The man reportedly opened his eyes and moved his limbs while in a body bag at the mortuary
Kevin Reid, who was in a hospital south of Perth, was allegedly alive when he was placed in a body bag and transported to the morgue on September 5.
Business News reports that the man’s death was not confirmed by a doctor, and he was brought to the hospital’s mortuary after nurses believed he had died.
The following day, after an organ donation organisation contacted the hospital for permission to take the man's organs, a doctor was required to certify his death.
When the doctor at Rockingham General Hospital went to confirm that the man was deceased he discovered fresh blood on the patient’s hospital gown, found two of his limbs had “moved” and claimed his eyes were open.
Immediately, alarm bells began to ring, raising concerns for the doctor that the man was still alive when he was placed into the body bag.
Hospital staff confirmed that his eyes were closed at the time his last rites were administered. He was then placed in a resting position and dressed in a clean gown before he was moved from the hospital ward to the mortuary.

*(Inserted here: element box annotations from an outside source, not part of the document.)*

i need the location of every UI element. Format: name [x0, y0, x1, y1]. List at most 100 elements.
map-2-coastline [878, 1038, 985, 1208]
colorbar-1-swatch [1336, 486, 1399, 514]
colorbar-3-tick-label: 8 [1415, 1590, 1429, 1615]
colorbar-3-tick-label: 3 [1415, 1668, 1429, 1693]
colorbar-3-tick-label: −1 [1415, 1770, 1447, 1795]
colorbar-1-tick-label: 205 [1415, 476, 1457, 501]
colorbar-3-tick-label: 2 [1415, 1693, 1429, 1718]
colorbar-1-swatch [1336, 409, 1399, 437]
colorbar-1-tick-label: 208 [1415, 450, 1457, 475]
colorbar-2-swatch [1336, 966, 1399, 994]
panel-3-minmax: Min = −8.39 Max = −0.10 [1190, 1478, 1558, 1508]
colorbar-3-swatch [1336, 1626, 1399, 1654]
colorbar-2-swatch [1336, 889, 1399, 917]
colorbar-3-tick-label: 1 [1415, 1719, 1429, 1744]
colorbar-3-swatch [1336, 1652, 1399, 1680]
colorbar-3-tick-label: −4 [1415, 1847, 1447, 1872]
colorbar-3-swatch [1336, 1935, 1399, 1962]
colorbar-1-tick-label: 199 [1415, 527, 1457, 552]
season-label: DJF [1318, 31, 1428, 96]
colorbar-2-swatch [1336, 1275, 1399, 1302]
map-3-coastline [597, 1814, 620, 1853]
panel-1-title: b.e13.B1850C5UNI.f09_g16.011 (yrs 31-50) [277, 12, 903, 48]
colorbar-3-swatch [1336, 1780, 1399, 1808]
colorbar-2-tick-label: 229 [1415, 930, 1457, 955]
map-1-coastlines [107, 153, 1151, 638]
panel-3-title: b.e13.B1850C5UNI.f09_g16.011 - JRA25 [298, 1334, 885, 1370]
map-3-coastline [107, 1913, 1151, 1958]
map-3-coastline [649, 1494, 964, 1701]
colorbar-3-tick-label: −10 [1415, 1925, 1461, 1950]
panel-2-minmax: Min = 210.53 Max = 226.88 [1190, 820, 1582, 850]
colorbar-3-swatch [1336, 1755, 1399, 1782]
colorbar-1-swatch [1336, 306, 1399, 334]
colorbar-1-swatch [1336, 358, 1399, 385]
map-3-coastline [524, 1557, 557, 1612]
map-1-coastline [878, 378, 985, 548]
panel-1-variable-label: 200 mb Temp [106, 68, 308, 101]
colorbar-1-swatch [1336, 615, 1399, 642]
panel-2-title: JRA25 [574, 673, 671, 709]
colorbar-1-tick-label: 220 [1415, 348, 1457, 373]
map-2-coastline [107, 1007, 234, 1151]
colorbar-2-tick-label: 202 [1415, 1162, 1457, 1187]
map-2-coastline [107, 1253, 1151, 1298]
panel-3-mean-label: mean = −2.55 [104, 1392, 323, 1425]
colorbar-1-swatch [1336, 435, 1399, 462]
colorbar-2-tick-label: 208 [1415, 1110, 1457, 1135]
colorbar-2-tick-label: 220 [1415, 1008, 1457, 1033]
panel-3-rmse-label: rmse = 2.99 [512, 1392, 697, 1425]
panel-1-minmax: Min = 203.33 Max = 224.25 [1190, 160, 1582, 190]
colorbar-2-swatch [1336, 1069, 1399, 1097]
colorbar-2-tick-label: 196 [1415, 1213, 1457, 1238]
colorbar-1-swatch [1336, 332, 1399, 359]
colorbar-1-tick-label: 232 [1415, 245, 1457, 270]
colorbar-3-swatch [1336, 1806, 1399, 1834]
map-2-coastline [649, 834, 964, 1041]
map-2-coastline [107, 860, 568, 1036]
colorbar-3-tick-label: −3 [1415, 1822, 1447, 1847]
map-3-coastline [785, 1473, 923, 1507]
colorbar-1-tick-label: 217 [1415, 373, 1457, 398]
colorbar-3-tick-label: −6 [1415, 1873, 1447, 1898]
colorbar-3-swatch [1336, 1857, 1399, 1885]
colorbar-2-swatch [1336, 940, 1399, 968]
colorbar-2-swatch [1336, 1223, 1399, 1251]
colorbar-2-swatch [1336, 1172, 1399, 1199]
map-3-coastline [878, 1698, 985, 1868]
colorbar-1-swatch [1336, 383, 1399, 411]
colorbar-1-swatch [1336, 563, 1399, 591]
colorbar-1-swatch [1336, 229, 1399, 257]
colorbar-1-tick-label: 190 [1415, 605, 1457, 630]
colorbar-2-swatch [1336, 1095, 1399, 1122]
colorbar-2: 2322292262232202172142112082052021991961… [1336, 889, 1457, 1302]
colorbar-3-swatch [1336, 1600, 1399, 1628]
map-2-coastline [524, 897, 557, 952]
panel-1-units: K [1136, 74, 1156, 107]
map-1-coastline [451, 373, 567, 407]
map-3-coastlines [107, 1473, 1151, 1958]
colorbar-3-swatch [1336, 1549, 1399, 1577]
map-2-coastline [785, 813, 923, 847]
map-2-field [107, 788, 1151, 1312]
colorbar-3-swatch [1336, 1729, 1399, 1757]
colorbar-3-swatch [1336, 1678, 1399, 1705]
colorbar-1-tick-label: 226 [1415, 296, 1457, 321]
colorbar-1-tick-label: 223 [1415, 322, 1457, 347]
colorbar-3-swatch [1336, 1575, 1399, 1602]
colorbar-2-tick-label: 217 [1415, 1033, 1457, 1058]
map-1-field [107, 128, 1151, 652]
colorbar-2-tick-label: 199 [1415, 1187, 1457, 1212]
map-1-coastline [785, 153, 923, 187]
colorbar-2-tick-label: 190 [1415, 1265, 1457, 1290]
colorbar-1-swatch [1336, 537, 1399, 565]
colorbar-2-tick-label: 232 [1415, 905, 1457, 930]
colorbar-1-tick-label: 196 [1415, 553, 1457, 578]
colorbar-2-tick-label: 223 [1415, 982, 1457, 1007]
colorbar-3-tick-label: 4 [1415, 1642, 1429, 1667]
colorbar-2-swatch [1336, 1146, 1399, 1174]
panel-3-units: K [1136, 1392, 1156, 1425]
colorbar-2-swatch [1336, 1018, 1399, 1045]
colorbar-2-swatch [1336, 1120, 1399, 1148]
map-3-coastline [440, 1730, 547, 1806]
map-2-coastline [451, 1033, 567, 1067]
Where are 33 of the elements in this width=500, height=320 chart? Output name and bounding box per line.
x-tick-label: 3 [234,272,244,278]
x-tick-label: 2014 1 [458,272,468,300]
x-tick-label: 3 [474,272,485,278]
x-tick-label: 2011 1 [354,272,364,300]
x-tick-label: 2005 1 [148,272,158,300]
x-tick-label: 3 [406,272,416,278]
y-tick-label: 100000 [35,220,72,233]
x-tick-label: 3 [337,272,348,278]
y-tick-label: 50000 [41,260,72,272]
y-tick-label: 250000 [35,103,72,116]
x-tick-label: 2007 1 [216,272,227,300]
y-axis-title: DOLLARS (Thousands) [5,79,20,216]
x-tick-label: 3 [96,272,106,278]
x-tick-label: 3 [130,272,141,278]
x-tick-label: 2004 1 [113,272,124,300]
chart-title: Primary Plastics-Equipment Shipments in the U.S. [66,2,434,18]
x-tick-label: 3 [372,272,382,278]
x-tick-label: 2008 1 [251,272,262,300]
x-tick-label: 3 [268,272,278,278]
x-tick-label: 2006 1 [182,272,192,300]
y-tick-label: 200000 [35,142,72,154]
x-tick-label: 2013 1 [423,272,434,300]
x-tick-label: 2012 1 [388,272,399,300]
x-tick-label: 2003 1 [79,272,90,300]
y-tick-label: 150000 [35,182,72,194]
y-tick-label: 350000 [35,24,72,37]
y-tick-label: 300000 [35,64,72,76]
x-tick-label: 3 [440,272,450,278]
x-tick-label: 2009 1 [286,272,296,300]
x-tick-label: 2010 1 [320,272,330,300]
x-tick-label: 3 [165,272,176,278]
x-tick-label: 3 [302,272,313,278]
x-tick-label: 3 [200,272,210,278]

Upon issuing a death certificate, the doctor recorded the date of death as September 6, rather than September 5.
The story came to light when the funeral director questioned the hospital about the date on the death certificate because family members were told that Mr Reid had passed away on September 5.
At that time, the doctor was asked by the hospital to backdate the certificate, to which they refused.
The doctor has now requested that the coroner investigate the incident.
In a report to the corner, the doctor noted: “I believe the frank blood from a new skin tear, arm position and eye signs were inconsistent with a person who was post-mortem on arrival at the morgue.”
“I also specifically asked about open disclosure and coronial discussions to which I was told the executive team would ensure this occurred if deemed necessary,” the report continued.
The Australian Medical Association have described the case as “deeply alarming”.
However, the South Metropolitan Health Service chief executive said he was satisfied that the man was dead and blamed the anomalies on “unexpected events that can occur post-mortem.”